Storage Resources Create TPS Fail Safe
Local SSD Low 704 sec 460 Yes
Local SSD High 277 sec 6550 Yes
Local SSD Extreme 246 sec 10447 Yes
NFS Low 1027 sec 347 Yes
NFS High 389 sec 2310 Yes

Data Backups

Operator offers automatic backups to S3 storage implemented via cronjobs.



Deploy Errors

  1. If you encounter an error in deployment and want to delete and create again, you must ensure that running instance is deleted before creating again. If you create a new instance too early, the instance will not be ever created and you need to use a different name.

  2. If starting instance encounters error in initContainer (which is disabled by default, so no error should be here), it cannot be deleted via removing the deployment above. You must delete the StatefulSet manually. Also in this case, new deployment with the same name will not be possible most probably. We recommend to use some testing names such as test1, test2 for test deployments to mitigate this issue.

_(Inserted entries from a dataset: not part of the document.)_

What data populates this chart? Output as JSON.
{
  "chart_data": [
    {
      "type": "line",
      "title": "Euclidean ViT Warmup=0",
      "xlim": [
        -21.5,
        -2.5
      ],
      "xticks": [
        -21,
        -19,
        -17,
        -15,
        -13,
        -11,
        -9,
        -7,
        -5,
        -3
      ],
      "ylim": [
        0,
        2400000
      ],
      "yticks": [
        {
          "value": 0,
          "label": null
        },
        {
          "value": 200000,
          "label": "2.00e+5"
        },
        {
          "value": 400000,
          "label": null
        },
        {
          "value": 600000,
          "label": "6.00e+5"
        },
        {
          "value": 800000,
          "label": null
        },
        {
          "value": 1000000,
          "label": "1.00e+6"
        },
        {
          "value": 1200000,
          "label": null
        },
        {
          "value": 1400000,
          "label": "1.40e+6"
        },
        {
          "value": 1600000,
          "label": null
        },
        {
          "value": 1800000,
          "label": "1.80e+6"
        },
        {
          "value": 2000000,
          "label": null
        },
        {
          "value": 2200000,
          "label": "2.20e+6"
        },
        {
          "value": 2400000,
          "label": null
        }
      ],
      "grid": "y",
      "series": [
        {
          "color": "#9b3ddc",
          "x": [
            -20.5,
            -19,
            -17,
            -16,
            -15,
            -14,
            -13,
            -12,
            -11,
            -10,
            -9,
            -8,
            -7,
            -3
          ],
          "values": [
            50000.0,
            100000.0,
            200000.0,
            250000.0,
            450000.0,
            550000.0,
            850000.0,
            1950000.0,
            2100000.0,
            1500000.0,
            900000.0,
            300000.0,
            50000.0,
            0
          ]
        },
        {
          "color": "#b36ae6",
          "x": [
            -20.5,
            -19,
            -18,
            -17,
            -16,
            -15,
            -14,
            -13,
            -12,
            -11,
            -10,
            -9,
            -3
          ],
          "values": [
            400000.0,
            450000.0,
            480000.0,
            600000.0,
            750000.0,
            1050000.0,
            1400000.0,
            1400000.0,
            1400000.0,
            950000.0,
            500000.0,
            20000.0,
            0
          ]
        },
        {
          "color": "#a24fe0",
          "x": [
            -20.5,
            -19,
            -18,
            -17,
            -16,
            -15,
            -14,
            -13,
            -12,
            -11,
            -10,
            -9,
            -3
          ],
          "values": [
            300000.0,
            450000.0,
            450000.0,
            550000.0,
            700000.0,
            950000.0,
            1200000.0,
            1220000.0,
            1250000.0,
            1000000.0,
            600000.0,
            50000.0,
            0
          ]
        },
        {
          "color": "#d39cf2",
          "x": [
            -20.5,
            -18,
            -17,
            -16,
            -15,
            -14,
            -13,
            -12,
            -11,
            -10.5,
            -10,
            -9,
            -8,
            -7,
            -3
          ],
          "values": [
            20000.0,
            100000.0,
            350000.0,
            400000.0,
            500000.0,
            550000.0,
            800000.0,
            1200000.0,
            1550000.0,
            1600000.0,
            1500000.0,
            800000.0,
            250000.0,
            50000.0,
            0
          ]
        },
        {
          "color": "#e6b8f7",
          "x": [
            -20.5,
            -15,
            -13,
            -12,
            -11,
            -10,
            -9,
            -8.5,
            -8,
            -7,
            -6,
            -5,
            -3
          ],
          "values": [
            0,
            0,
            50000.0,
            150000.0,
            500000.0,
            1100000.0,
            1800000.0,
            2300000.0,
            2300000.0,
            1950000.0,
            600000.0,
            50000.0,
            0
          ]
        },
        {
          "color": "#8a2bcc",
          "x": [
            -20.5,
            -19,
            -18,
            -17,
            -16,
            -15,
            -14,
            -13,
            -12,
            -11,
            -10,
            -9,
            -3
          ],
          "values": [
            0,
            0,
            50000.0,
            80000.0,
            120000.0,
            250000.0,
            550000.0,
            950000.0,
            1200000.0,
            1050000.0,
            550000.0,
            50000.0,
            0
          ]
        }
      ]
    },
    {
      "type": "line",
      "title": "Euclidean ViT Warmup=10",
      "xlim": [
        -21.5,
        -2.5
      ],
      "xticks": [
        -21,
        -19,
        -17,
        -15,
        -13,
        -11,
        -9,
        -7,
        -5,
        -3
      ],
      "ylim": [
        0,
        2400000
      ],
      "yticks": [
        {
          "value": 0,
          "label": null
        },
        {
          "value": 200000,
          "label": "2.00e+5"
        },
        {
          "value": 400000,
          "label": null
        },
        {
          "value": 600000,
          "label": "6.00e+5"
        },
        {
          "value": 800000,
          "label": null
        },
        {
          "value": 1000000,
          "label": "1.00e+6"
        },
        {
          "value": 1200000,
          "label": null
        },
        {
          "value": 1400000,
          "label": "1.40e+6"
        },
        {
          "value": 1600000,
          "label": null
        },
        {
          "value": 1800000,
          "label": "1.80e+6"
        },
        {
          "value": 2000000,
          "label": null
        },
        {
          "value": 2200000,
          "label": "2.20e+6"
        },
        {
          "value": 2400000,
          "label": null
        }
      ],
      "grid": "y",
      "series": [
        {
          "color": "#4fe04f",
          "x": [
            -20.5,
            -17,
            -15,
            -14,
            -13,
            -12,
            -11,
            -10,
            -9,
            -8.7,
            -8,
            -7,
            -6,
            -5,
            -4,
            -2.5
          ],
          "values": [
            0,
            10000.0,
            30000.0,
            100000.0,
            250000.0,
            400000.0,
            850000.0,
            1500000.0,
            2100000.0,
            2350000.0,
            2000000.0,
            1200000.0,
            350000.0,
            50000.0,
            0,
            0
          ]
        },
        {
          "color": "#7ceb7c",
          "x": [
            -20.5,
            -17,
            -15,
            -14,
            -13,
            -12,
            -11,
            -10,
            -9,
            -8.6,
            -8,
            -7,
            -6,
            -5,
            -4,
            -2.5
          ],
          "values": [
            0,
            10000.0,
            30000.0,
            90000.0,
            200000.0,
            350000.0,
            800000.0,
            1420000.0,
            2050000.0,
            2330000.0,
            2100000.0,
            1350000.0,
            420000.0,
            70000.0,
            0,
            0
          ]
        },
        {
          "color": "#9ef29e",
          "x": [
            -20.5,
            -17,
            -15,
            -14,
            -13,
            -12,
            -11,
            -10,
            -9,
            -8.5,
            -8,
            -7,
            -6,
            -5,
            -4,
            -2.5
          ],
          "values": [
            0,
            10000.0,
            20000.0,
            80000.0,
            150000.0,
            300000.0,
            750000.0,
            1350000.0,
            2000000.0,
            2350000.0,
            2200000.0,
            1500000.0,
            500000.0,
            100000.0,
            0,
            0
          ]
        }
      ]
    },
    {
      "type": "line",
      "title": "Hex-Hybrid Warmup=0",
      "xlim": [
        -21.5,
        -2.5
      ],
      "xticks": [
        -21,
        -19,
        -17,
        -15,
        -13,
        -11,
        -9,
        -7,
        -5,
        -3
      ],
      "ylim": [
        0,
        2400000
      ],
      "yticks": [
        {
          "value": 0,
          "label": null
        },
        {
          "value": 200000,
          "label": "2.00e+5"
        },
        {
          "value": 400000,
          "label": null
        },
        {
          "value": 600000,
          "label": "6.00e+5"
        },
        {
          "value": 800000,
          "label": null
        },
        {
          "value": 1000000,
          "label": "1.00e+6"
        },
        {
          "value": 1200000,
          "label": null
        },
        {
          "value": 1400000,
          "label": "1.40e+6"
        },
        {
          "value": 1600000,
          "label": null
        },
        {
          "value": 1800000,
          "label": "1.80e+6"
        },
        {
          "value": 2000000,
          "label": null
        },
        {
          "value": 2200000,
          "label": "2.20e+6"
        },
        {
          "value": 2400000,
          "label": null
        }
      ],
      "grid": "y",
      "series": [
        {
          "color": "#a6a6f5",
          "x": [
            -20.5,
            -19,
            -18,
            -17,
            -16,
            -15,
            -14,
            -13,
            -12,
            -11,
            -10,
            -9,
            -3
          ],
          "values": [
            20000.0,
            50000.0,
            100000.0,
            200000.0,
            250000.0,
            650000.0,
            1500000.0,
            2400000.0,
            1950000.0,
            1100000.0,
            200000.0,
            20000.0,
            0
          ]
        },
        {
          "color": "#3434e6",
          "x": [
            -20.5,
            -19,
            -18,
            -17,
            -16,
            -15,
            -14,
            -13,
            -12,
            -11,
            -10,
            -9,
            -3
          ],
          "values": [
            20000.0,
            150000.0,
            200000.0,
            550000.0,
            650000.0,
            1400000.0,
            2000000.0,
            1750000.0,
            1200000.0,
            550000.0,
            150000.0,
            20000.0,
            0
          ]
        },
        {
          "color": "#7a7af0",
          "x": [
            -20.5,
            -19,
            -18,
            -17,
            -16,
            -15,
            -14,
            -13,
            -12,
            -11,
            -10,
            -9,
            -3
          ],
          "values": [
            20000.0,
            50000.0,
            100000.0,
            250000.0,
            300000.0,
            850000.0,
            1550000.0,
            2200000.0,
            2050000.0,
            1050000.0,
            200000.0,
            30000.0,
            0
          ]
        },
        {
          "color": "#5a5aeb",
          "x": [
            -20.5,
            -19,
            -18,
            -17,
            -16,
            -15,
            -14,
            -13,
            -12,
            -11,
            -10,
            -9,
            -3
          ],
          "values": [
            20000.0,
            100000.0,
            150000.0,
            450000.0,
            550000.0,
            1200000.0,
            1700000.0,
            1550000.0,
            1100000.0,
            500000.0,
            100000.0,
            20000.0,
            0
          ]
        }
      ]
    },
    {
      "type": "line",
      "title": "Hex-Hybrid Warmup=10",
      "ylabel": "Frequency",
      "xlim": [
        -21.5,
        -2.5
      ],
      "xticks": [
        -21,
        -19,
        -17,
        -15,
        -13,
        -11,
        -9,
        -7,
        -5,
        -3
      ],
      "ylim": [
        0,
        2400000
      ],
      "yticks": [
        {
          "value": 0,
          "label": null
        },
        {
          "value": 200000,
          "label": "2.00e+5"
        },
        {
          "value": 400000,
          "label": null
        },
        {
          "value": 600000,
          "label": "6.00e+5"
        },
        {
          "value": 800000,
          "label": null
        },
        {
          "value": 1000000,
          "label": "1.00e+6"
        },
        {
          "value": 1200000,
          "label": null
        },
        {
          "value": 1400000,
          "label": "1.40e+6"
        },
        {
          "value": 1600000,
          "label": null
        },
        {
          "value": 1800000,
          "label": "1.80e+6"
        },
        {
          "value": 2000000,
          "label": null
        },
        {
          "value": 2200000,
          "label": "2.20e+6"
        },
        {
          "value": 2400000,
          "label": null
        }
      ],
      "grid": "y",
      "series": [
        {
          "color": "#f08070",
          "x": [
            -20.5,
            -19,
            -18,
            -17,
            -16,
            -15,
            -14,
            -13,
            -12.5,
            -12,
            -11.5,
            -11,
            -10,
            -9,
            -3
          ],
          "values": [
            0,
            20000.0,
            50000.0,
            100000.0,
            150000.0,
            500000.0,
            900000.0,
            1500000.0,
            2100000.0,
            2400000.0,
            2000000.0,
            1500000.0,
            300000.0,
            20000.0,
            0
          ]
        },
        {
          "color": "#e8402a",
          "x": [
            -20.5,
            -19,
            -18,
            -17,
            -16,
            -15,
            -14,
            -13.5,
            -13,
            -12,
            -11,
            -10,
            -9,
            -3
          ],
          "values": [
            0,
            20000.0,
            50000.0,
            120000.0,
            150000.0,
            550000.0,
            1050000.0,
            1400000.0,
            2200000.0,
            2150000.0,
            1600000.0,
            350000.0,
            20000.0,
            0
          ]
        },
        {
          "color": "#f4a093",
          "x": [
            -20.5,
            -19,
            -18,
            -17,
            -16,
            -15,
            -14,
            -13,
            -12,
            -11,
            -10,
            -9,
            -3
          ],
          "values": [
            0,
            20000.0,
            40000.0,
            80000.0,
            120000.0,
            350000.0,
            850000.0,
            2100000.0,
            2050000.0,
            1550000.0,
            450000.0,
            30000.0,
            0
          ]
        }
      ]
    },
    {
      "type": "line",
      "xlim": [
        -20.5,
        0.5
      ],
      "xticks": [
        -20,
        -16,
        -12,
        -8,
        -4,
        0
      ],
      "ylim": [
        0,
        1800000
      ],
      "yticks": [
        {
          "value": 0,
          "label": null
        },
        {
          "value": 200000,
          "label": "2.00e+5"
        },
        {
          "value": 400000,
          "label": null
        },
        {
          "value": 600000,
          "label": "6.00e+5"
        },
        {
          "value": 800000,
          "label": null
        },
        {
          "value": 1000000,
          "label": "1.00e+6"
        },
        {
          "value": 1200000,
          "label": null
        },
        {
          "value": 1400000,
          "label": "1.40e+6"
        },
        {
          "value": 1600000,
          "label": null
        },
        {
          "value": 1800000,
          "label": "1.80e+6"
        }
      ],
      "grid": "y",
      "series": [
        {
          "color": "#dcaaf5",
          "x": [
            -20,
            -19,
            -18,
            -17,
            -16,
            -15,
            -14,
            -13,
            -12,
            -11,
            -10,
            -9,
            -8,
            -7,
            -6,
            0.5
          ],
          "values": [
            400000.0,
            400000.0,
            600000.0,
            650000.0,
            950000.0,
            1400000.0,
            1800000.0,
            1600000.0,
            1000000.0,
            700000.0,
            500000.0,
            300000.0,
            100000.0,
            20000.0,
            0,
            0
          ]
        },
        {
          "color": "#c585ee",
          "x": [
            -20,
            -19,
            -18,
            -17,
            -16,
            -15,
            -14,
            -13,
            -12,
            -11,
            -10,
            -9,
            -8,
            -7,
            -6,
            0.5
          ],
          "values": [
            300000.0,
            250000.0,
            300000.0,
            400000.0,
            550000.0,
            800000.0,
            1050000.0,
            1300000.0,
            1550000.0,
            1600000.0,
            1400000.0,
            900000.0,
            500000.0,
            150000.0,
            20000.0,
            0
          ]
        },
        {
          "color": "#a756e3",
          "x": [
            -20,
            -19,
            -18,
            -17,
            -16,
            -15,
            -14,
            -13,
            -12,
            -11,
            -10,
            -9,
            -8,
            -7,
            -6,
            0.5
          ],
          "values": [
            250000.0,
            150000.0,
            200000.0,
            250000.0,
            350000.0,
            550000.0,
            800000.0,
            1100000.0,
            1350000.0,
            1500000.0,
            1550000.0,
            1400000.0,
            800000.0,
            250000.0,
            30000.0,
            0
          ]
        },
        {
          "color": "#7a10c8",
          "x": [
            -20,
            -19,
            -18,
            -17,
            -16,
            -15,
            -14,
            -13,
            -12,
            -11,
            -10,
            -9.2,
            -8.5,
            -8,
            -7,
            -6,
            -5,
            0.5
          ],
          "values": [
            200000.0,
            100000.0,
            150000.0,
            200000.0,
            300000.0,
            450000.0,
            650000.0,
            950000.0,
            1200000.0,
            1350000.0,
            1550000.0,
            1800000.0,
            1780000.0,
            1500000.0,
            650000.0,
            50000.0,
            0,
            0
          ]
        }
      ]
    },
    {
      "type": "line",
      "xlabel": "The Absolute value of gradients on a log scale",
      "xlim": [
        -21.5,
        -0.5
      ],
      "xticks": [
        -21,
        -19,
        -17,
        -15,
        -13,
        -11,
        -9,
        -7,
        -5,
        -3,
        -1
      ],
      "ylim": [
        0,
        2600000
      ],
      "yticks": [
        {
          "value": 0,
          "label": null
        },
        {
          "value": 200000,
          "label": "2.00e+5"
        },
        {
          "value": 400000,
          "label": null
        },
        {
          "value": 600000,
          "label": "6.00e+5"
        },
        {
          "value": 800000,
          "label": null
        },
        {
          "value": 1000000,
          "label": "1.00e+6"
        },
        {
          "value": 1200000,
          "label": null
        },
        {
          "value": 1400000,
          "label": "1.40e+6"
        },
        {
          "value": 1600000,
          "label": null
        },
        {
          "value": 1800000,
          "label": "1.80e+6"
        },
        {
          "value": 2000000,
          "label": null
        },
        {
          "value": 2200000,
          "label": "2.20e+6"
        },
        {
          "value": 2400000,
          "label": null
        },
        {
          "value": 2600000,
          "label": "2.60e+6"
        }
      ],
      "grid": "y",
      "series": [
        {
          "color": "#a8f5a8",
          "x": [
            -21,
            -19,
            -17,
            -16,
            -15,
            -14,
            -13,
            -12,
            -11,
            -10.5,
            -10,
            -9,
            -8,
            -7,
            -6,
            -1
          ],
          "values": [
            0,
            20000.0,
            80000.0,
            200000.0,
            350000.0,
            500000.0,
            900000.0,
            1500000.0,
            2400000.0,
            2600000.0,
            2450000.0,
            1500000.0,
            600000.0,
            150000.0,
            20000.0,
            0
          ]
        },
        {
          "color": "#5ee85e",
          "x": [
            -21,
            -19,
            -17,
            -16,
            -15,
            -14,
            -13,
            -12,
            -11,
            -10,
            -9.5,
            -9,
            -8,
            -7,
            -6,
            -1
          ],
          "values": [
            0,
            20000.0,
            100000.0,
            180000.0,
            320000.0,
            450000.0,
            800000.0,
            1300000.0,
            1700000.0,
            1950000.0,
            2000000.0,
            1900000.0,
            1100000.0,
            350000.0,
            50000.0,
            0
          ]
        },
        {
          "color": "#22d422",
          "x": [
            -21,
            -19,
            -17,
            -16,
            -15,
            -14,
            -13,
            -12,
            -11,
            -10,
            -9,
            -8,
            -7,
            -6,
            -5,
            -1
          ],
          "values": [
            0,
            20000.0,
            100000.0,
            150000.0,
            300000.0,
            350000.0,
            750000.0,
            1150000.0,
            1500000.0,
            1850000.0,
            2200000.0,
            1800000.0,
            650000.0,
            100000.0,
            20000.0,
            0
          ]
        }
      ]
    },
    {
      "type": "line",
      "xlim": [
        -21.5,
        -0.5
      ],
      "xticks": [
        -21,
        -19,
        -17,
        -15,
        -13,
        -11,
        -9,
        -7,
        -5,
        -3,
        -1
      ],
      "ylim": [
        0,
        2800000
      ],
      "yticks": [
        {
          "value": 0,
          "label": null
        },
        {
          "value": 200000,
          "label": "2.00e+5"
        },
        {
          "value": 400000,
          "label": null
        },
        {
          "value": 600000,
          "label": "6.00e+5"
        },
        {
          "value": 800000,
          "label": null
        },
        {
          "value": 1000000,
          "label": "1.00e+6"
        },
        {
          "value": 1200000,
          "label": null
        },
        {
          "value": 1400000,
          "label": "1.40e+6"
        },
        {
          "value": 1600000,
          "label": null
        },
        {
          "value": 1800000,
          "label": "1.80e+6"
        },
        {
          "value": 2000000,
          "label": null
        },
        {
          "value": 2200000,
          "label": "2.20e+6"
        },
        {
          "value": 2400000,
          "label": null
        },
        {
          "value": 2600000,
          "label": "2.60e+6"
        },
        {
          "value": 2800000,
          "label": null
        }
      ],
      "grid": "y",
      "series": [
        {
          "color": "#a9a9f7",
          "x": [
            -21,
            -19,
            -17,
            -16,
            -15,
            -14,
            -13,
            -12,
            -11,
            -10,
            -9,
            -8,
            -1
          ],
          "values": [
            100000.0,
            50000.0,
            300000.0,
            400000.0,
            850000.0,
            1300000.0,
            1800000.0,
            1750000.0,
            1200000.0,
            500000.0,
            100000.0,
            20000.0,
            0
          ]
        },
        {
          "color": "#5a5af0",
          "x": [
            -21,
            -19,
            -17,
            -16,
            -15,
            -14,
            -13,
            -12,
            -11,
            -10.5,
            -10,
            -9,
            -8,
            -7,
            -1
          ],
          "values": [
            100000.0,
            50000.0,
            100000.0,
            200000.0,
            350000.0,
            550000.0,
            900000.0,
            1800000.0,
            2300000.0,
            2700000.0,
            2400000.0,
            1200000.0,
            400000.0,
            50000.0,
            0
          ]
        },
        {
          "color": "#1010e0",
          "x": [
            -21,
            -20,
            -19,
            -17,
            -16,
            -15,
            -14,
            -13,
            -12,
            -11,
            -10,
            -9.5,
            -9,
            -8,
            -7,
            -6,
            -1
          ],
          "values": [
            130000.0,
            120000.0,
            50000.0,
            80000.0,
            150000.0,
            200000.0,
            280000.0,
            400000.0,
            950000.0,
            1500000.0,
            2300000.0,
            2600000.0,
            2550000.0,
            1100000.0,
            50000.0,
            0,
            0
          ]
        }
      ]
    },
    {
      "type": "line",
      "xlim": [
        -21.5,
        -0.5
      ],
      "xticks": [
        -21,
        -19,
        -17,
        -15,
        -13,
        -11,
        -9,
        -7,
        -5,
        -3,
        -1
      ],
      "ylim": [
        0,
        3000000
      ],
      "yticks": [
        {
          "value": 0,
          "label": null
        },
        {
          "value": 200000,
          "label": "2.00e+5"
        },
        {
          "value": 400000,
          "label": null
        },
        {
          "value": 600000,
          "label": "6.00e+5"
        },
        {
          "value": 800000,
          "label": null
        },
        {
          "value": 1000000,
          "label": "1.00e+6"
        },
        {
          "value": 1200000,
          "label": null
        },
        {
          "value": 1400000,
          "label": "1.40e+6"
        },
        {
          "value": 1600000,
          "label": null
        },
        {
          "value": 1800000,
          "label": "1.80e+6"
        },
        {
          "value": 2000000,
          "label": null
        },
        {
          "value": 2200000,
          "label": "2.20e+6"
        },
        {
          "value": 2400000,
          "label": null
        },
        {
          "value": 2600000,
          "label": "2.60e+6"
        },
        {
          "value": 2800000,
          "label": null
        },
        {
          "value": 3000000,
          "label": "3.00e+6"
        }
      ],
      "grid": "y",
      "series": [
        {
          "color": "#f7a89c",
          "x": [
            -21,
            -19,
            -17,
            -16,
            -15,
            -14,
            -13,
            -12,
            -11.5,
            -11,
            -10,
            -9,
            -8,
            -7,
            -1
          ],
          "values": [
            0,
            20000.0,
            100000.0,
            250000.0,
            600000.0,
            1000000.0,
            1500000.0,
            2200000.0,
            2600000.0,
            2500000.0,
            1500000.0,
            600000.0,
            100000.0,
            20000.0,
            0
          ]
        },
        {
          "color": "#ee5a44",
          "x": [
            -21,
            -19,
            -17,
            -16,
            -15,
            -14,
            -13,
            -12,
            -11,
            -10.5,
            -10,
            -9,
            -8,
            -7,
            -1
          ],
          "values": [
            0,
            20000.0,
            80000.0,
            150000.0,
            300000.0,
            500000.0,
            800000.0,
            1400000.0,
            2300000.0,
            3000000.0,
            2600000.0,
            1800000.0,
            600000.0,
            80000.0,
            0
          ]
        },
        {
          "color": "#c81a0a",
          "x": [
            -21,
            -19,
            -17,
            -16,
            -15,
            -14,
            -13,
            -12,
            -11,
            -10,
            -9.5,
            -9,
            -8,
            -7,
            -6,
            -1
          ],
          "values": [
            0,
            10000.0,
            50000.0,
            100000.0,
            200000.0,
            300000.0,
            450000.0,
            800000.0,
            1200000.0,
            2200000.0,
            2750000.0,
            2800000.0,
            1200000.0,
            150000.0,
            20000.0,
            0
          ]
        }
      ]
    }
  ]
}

  3. If you run out of quotas during the Cluster deployment, only instances within quotas are deployed. Unfortunately, also in this case you cannot remove/redeploy database using these deployments.

  4. If you run out of sizeLimit, Pods will be evicted, i.e., terminated. TBD: what to do? Update specs?

  5. Local SSD variant is not resilient to whole cluster failure. Data can be lost in this case (e.g., if cluster is restored from backup, local data might not be available). It is strongly recommended to backup regularly.